I was lucky enough to work with SGI equipment in the early 90s and they were certainly very impressive at the time. However, I started to work in the PC industry after that and the demand for 3D graphics and faster processing for gaming put the PC on a path to kill graphics workstations. Today most so-called graphics workstations are nothing more than glorifies gaming PCs with hand-me-down graphics cards like the Nvidia Qadro series. It was inevitable - the market segment for professional graphics was never big enough to justify the R&D required to keep up with PCs.
So computers are faster and cheaper now than in the last decades. WOW!!!

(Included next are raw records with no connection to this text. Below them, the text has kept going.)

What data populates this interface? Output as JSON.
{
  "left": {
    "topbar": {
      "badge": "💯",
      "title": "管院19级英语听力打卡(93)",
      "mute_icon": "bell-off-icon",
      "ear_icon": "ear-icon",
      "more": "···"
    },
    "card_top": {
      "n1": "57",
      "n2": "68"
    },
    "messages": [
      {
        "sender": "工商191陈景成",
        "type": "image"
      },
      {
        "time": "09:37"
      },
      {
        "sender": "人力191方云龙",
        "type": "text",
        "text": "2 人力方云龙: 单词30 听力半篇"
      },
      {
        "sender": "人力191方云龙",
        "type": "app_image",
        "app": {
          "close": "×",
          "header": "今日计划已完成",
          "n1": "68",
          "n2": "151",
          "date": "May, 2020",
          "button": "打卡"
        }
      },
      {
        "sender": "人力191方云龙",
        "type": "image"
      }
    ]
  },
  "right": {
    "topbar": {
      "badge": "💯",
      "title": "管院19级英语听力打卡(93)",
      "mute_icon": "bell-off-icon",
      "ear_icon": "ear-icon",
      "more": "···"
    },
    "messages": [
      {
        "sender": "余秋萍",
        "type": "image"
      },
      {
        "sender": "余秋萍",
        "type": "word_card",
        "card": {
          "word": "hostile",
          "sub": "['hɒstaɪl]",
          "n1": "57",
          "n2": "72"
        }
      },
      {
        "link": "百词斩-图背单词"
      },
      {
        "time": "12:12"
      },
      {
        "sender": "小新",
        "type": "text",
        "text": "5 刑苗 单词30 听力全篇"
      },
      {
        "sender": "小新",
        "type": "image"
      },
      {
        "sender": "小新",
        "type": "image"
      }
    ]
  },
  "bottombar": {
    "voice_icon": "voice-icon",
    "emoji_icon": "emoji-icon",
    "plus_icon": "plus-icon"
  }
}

Look at what passes for "news" nowadays.
Thanks for the interesting analysis.

I do have a problem with the hardware compared though.

As much as I agree that the Asus motherboard is the basis of a great x86 workstation, when I read the title of the article, I was hoping to have a real analysis of a high end UNIX workstations from either IBM/HP/SUN/SGI or other professional workstation vendors, against a high end x86 based workstation (Apple/Dell/HP/Alienware/etc).

As a graphic professional who went to Art school in the late 80's early 90s I was trained on SGI Irix workstations and on some SUN workstations.

Recently I was amazed to discover that the SGI Indy machine I used daily with Softimage in 93 has been shrunk and reduced and is almost the same machine as Sony's PSP game console. (processor, graphics etc --not all the graphics bandwidth but still.)

When I first discovered this I wanted to know how much change has happened in the high end UNIX worstation market vs the X86 based market.

Aren't there specialized "Dassault Systémes" workstation with unimaginable numa memory bandwith being used at Boeing and Airbus to design planes in real time?

The thing is that even though x86 has now in speed and prowess more then enough for most advanced consumer and even media processing,
an Autodesk "Flame" or "Inferno" don't run on x86; an IBM POWER workstation, Sun's Niagara or even INTEL's own ITANIUM based workstation have a totally different set of performance values which would be very interesting to compare with a skulltrail/high end x86 based workstation.

What is the present value proposition of a modern $50 000 workstation vs a $10 000 x86 based workstation.

Someone should write about this. (This is what I thought the article was about.)

PS: what ever happened to amazing specialized graphic subsystem/workstation maker Evans & Sutherland?